The trouble is, it wasn’t the only factor. We occasionally get behind closed doors to dissect the campaign, but not often enough. Obama’s primary win wasn’t just about emotion or “momentum” (God, I’d forgotten how bludgeoned we all were by that word back in 2008), but about smart strategists who the rules of the primary voting and how to play them (Clinton strategist Mark Penn reportedly didn’t even understand the primary’s proportional representation process), and we don’t get a sense of that.

Organization of the material also appears to be a problem; after spending nearly an hour on the run-up to Iowa, the filmmakers seem to realize they’ve got an epic on their hands and skip important events in the second half to keep the running time under the two-hour mark. We hit the high points, the real-life dramatic twists and turns (the “pastor problem,” the Palin bounce, the economic downturn), but they’re dispatched too speedily, and other important moments (like the important North Carolina primary victory after the Wright kerfluffle) are missed. Most bewilderingly, the filmmakers skip from his securing of the nomination in June to the final night of the Democratic National Convention in late August, missing not only the selection of Joe Biden as running mate, but the protracted battle to secure the support of Clinton and her voters (staged for maximum impact early at the DNC).

Much of that is absent, and missed, and who knows—maybe these events are just too fresh in the mind of this political junkie, and as the years past, their exclusions won’t seem so glaring. And, in spite of those flaws, there is still some great footage here. Gibbs in March, presciently guessing exactly what Clinton will do in the months ahead.

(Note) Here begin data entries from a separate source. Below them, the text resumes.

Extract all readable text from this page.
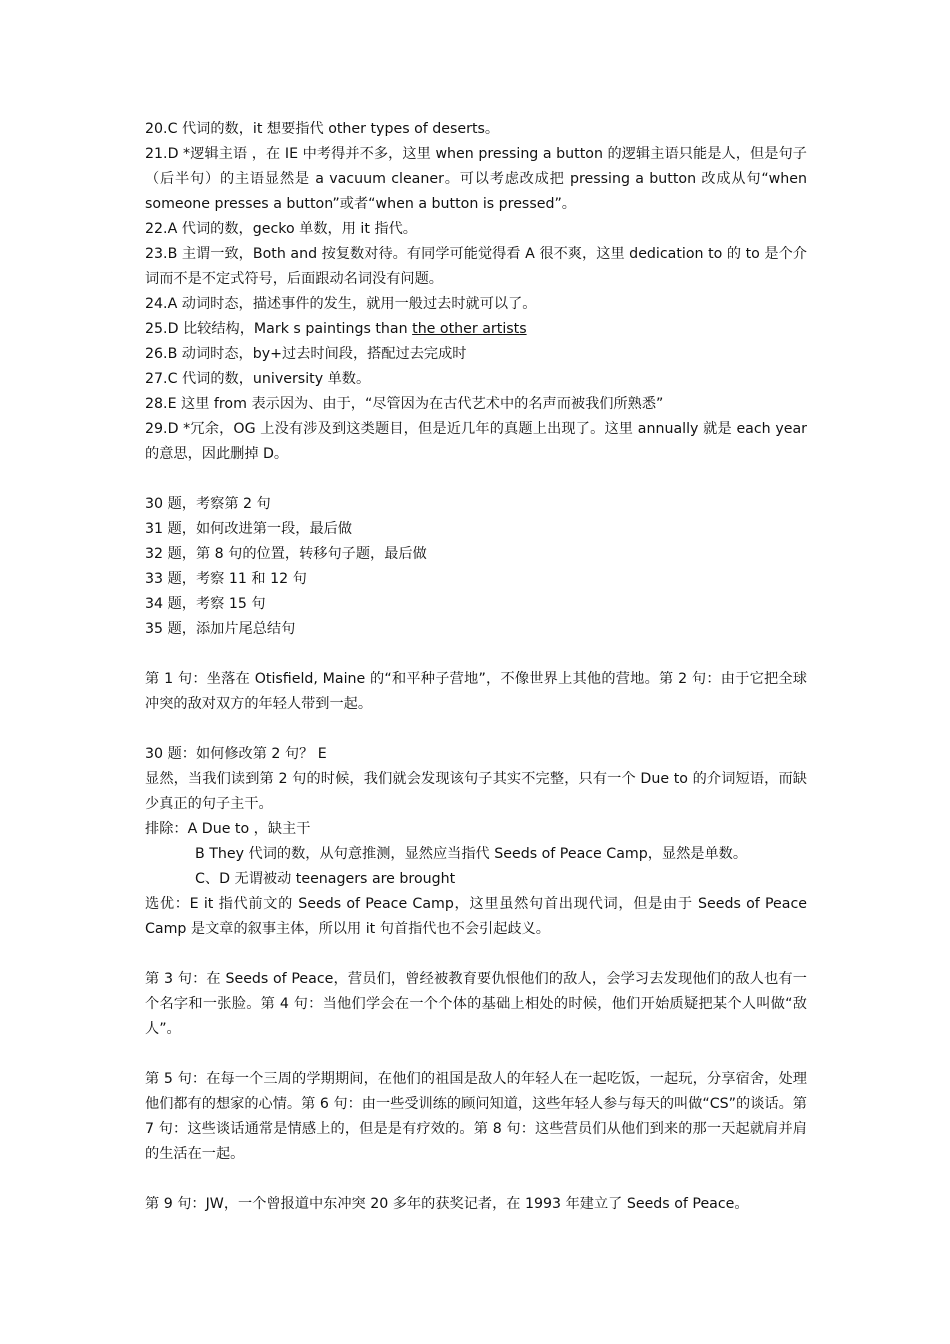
20.C 代词的数，it 想要指代 other types of deserts。

21.D *逻辑主语 ，在 IE 中考得并不多，这里 when pressing a button 的逻辑主语只能是人，但是句子（后半句）的主语显然是 a vacuum cleaner。可以考虑改成把 pressing a button 改成从句“when someone presses a button”或者“when a button is pressed”。

22.A 代词的数，gecko 单数，用 it 指代。

23.B 主谓一致，Both and 按复数对待。有同学可能觉得看 A 很不爽，这里 dedication to 的 to 是个介词而不是不定式符号，后面跟动名词没有问题。

24.A 动词时态，描述事件的发生，就用一般过去时就可以了。

25.D 比较结构，Mark s paintings than the other artists

26.B 动词时态，by+过去时间段，搭配过去完成时

27.C 代词的数，university 单数。

28.E 这里 from 表示因为、由于，“尽管因为在古代艺术中的名声而被我们所熟悉”

29.D *冗余，OG 上没有涉及到这类题目，但是近几年的真题上出现了。这里 annually 就是 each year 的意思，因此删掉 D。

30 题，考察第 2 句

31 题，如何改进第一段，最后做

32 题，第 8 句的位置，转移句子题，最后做

33 题，考察 11 和 12 句

34 题，考察 15 句

35 题，添加片尾总结句

第 1 句：坐落在 Otisfield, Maine 的“和平种子营地”，不像世界上其他的营地。第 2 句：由于它把全球冲突的敌对双方的年轻人带到一起。

30 题：如何修改第 2 句？ E

显然，当我们读到第 2 句的时候，我们就会发现该句子其实不完整，只有一个 Due to 的介词短语，而缺少真正的句子主干。

排除：A Due to ，缺主干

B They 代词的数，从句意推测，显然应当指代 Seeds of Peace Camp，显然是单数。

C、D 无谓被动 teenagers are brought

选优：E it 指代前文的 Seeds of Peace Camp，这里虽然句首出现代词，但是由于 Seeds of Peace Camp 是文章的叙事主体，所以用 it 句首指代也不会引起歧义。

第 3 句：在 Seeds of Peace，营员们，曾经被教育要仇恨他们的敌人，会学习去发现他们的敌人也有一个名字和一张脸。第 4 句：当他们学会在一个个体的基础上相处的时候，他们开始质疑把某个人叫做“敌人”。

第 5 句：在每一个三周的学期期间，在他们的祖国是敌人的年轻人在一起吃饭，一起玩，分享宿舍，处理他们都有的想家的心情。第 6 句：由一些受训练的顾问知道，这些年轻人参与每天的叫做“CS”的谈话。第 7 句：这些谈话通常是情感上的，但是是有疗效的。第 8 句：这些营员们从他们到来的那一天起就肩并肩的生活在一起。

第 9 句：JW，一个曾报道中东冲突 20 多年的获奖记者，在 1993 年建立了 Seeds of Peace。
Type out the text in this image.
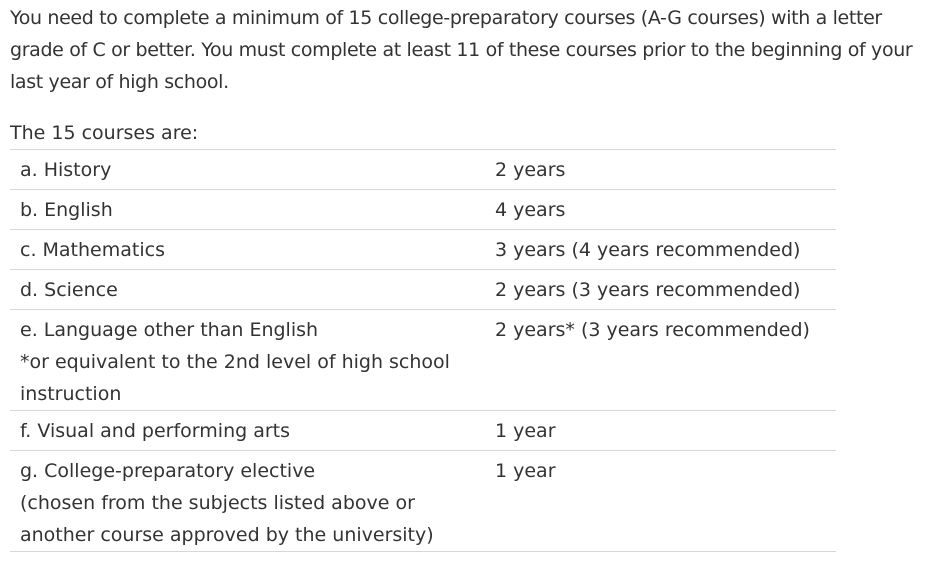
You need to complete a minimum of 15 college-preparatory courses (A-G courses) with a letter grade of C or better. You must complete at least 11 of these courses prior to the beginning of your last year of high school.

The 15 courses are:

a. History	2 years
b. English	4 years
c. Mathematics	3 years (4 years recommended)
d. Science	2 years (3 years recommended)
e. Language other than English
*or equivalent to the 2nd level of high school instruction	2 years* (3 years recommended)
f. Visual and performing arts	1 year
g. College-preparatory elective
(chosen from the subjects listed above or another course approved by the university)	1 year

Obama putting in a call to “Toot,” his maternal grandmother who raised him. Obama overheard predicting the Republican strategy to correspondent Richard Wolffe (“They’re going to make me into a scary guy”). Gibbs, overcome backstage at the convention acceptance speech. The candidate in debate prep. The extraordinary moment on election eve, when Obama speaks emotionally of “quiet heroes” like his grandmother, who died that morning. And the Iowa caucus, the culmination of so much hard work, beautifully constructed and exciting. As a general rule, in fact, the editing is outstanding—fast, sharp, and involving. You just wish they’d made some different editorial choices.

“Good Lord,” Representative James Clyburn mutters, as he walks into his packed polling place on Election Day. If nothing else, By The People: The Election of Barack Obama captures, in vivid detail, the momentous feeling of that Tuesday in November of 2008, when it seemed that anything was possible. A year later, those hopes and dreams have been softened by the crushing reality of “doing business in Washington.” All the hard work and all of the tears that put Obama into the White House are captured here, for all eternity, and though the film makes some mistakes, it does that right. That part is important. That’s the part that he shouldn’t forget.

"By The People: The Election of Barack Obama" hits DVD on Tuesday, January 12th.